The bottom line? Read more about the increased risk for diabetes and heart disease that can be attributed to soda consumption. Drinking sodas is not a healthy habit. It is time to switch to water!
For more details,see “Fructose content in popular beverages made with and without high fructose corn syrup,” Nutrition (online), June 3, 2014
3. Seafood lovers rejoice: more, not less, fish….if the fish is low in mercury levels!
Ten years ago, the EPA and the FDA expressed their concerns about the negative effects of mercury consumption. The agencies particularly recommended that pregnant women and breast feeding mothers avoid eating shark, swordfish, king mackerel, or tilefish. They further cautioned that, on a weekly basis, these women shouldn’t eat more than 12 ounces of any fish.
Recently, many studies have established the nutritional, and neuro-developmental benefits of fish and have found that there’s an insufficient consumption of fish in pregnant women.

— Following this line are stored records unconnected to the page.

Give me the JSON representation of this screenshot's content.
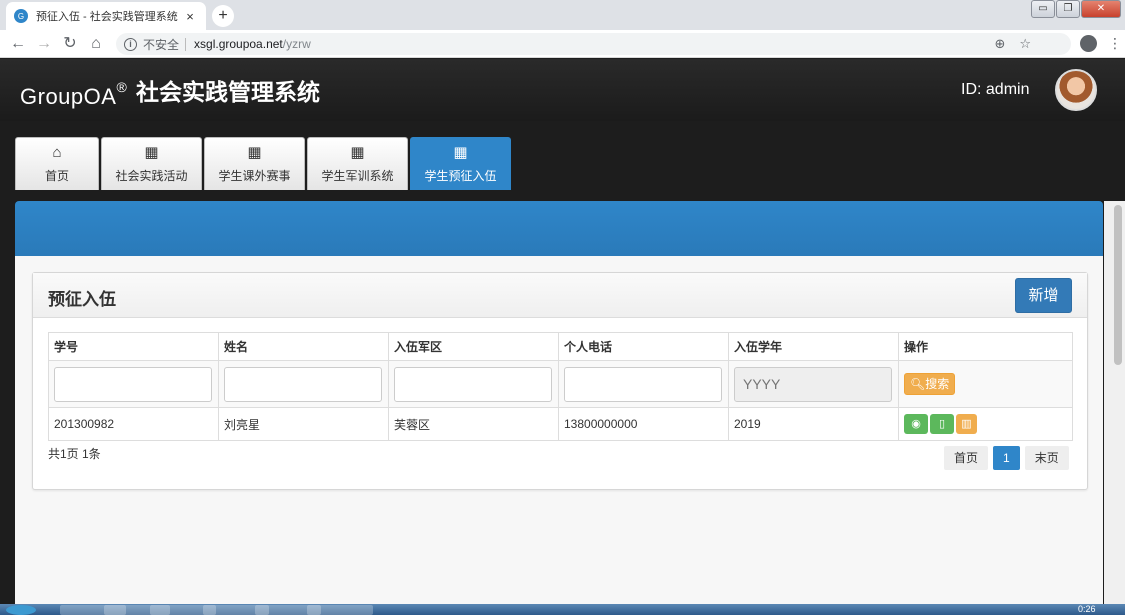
{
  "browser": {
    "tab_title": "预征入伍 - 社会实践管理系统",
    "tab_close": "×",
    "new_tab": "+",
    "favicon": "G",
    "security_label": "不安全",
    "host": "xsgl.groupoa.net",
    "path": "/yzrw",
    "window_controls": [
      "▭",
      "❐",
      "✕"
    ]
  },
  "header": {
    "logo": "GroupOA",
    "logo_mark": "®",
    "system_title": "社会实践管理系统",
    "user_id": "ID: admin"
  },
  "module_tabs": [
    {
      "icon": "home-icon",
      "glyph": "⌂",
      "label": "首页"
    },
    {
      "icon": "table-icon",
      "glyph": "▦",
      "label": "社会实践活动"
    },
    {
      "icon": "table-icon",
      "glyph": "▦",
      "label": "学生课外赛事"
    },
    {
      "icon": "table-icon",
      "glyph": "▦",
      "label": "学生军训系统"
    },
    {
      "icon": "table-icon",
      "glyph": "▦",
      "label": "学生预征入伍"
    }
  ],
  "panel": {
    "title": "预征入伍",
    "add_label": "新增"
  },
  "table": {
    "columns": [
      "学号",
      "姓名",
      "入伍军区",
      "个人电话",
      "入伍学年",
      "操作"
    ],
    "year_placeholder": "YYYY",
    "search_label": "搜索",
    "rows": [
      {
        "student_id": "201300982",
        "name": "刘亮星",
        "district": "芙蓉区",
        "phone": "13800000000",
        "year": "2019"
      }
    ]
  },
  "summary": "共1页 1条",
  "pager": {
    "first": "首页",
    "current": "1",
    "last": "末页"
  },
  "taskbar": {
    "clock": "0:26"
  },
  "colors": {
    "primary": "#2f86c9",
    "warning": "#f0ad4e",
    "success": "#5cb85c",
    "header_bg": "#1d1d1d"
  }
}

The findings from recent internal FDA research concerned the agency – 21% of a studied group of 1000 pregnant women consumed no fish during the prior month.

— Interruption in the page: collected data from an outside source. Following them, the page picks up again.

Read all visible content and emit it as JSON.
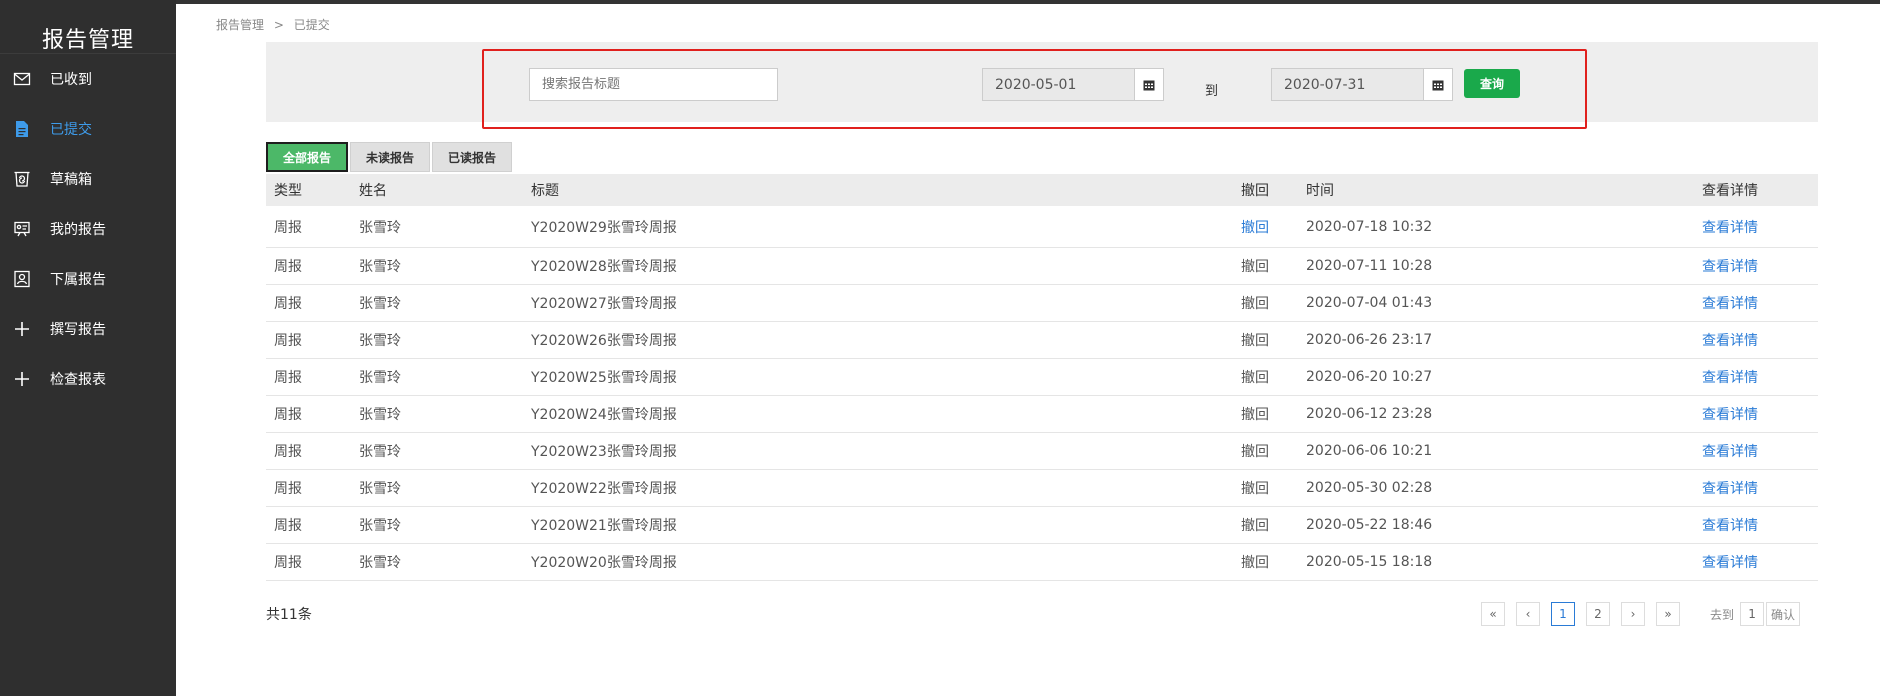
{
  "sidebar": {
    "brand": "报告管理",
    "items": [
      {
        "label": "已收到",
        "icon": "mail-icon"
      },
      {
        "label": "已提交",
        "icon": "document-icon"
      },
      {
        "label": "草稿箱",
        "icon": "draft-box-icon"
      },
      {
        "label": "我的报告",
        "icon": "presentation-icon"
      },
      {
        "label": "下属报告",
        "icon": "contact-card-icon"
      },
      {
        "label": "撰写报告",
        "icon": "plus-icon"
      },
      {
        "label": "检查报表",
        "icon": "plus-icon"
      }
    ],
    "active_index": 1
  },
  "breadcrumb": {
    "root": "报告管理",
    "separator": ">",
    "current": "已提交"
  },
  "filter": {
    "search_placeholder": "搜索报告标题",
    "start_date": "2020-05-01",
    "to_label": "到",
    "end_date": "2020-07-31",
    "query_label": "查询"
  },
  "tabs": [
    {
      "label": "全部报告"
    },
    {
      "label": "未读报告"
    },
    {
      "label": "已读报告"
    }
  ],
  "table": {
    "headers": {
      "type": "类型",
      "name": "姓名",
      "title": "标题",
      "recall": "撤回",
      "time": "时间",
      "detail": "查看详情"
    },
    "rows": [
      {
        "type": "周报",
        "name": "张雪玲",
        "title": "Y2020W29张雪玲周报",
        "recall": "撤回",
        "time": "2020-07-18 10:32",
        "detail": "查看详情"
      },
      {
        "type": "周报",
        "name": "张雪玲",
        "title": "Y2020W28张雪玲周报",
        "recall": "撤回",
        "time": "2020-07-11 10:28",
        "detail": "查看详情"
      },
      {
        "type": "周报",
        "name": "张雪玲",
        "title": "Y2020W27张雪玲周报",
        "recall": "撤回",
        "time": "2020-07-04 01:43",
        "detail": "查看详情"
      },
      {
        "type": "周报",
        "name": "张雪玲",
        "title": "Y2020W26张雪玲周报",
        "recall": "撤回",
        "time": "2020-06-26 23:17",
        "detail": "查看详情"
      },
      {
        "type": "周报",
        "name": "张雪玲",
        "title": "Y2020W25张雪玲周报",
        "recall": "撤回",
        "time": "2020-06-20 10:27",
        "detail": "查看详情"
      },
      {
        "type": "周报",
        "name": "张雪玲",
        "title": "Y2020W24张雪玲周报",
        "recall": "撤回",
        "time": "2020-06-12 23:28",
        "detail": "查看详情"
      },
      {
        "type": "周报",
        "name": "张雪玲",
        "title": "Y2020W23张雪玲周报",
        "recall": "撤回",
        "time": "2020-06-06 10:21",
        "detail": "查看详情"
      },
      {
        "type": "周报",
        "name": "张雪玲",
        "title": "Y2020W22张雪玲周报",
        "recall": "撤回",
        "time": "2020-05-30 02:28",
        "detail": "查看详情"
      },
      {
        "type": "周报",
        "name": "张雪玲",
        "title": "Y2020W21张雪玲周报",
        "recall": "撤回",
        "time": "2020-05-22 18:46",
        "detail": "查看详情"
      },
      {
        "type": "周报",
        "name": "张雪玲",
        "title": "Y2020W20张雪玲周报",
        "recall": "撤回",
        "time": "2020-05-15 18:18",
        "detail": "查看详情"
      }
    ]
  },
  "footer": {
    "total": "共11条",
    "pager": {
      "first": "«",
      "prev": "‹",
      "pages": [
        "1",
        "2"
      ],
      "next": "›",
      "last": "»",
      "goto_label": "去到",
      "goto_value": "1",
      "confirm": "确认"
    }
  },
  "colors": {
    "sidebar_bg": "#2f2f2f",
    "active_link": "#3e9bea",
    "query_button": "#1aa94b",
    "active_tab": "#4cb868",
    "highlight_border": "#e0201d"
  }
}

Well, like so much in medicine, over time, science brings forth new findings, and opinions change. This week, the FDA and EPA changed course dramatically and now are encouraging low mercury fish and shellfish consumption. On June 10, 2014, the agencies released draft updated advice recommending for the first time that pregnant and breastfeeding women should eat at least 8 ounces (and up to 12 ounces) of fish low in mercury each week. The American College of OB-GYN issued a statement encouraging women to follow the updated draft advice.
Such “good” fish include salmon, tilapia, catfish, shrimp, cod and canned light tuna. The agencies still cited four “high mercury” fish to be avoided: swordfish, king mackerel, tilefish from the Gulf of Mexico, and shark. The draft advice also singles out white albacore tuna with a recommendation to avoid consuming more than six ounces per week.

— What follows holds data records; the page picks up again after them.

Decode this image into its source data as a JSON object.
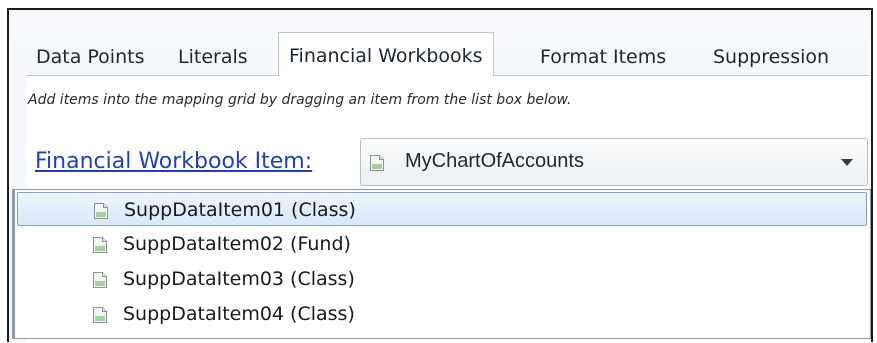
{
  "tabs": [
    {
      "label": "Data Points",
      "active": false
    },
    {
      "label": "Literals",
      "active": false
    },
    {
      "label": "Financial Workbooks",
      "active": true
    },
    {
      "label": "Format Items",
      "active": false
    },
    {
      "label": "Suppression",
      "active": false
    }
  ],
  "hint": "Add items into the mapping grid by dragging an item from the list box below.",
  "workbook_item": {
    "label": "Financial Workbook Item:",
    "selected_value": "MyChartOfAccounts",
    "icon": "document-icon",
    "dropdown_icon": "chevron-down-icon"
  },
  "list_items": [
    {
      "label": "SuppDataItem01 (Class)",
      "selected": true,
      "icon": "document-icon"
    },
    {
      "label": "SuppDataItem02 (Fund)",
      "selected": false,
      "icon": "document-icon"
    },
    {
      "label": "SuppDataItem03 (Class)",
      "selected": false,
      "icon": "document-icon"
    },
    {
      "label": "SuppDataItem04 (Class)",
      "selected": false,
      "icon": "document-icon"
    }
  ],
  "colors": {
    "link": "#1f3fbf",
    "selection": "#d9e8fa",
    "selection_border": "#7da2ce",
    "tab_border": "#b9c6d6"
  }
}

For more information call call (888) 463-6332 or visit FDA.gov.
4. Mirror, mirror on the wall, which veggies and fruits are the best of all?
We have been bombarded for decades with news and information about the best fruits and vegetables for reducing chronic disease risk. Unfortunately, guidelines are general such as “cruciferous and green leafy” or “yellow/orange, citrus” and the research findings haven’t helped narrow these categories. While guidelines encourage us to eat the best of the best, known as powerhouse fruits and vegetables (PFV), we don’t know which specific ones to choose.
One recent study is intriguing as it offers some early guidance.
The research looked at 47 foods (all PFV according to scientific literature and national guidelines). It attempted to use a classification scheme defining PFV based on 17 nutrients of public health importance per the Food and Agriculture Organization of the United Nations and Institute of Medicine. The authors hoped to find subgroups of the foods that might provide the highest levels of benefit.
While trying to understand which PFV are the most beneficial for reducing such chronic risks as cancer and heart disease, the research showed that the cruciferous group (e.g., Chinese cabbage, kale, arugula) and the leafy greens (e.g., spinach, leaf lettuce, chard) generally were in the top half of the scores of nutrient dense foods; while the foods in the yellow/orange (e.g., sweet potato, carrot, tomato) and the berry (e.g., blackberry, strawberry) groups generally were in the bottom half.
Note well though, ALL the PFV in the study are considered excellent for their nutritional value.
So, while we should eat PFV in all categories, this study is more an academic exercise than anything else. To make our meals more tasty, it is helpful to eat vegetables in the “rainbow” colors. This study, however, might help narrow down the list of powerful vegetables for those who do not want a long list of vegetables for which they need to shop.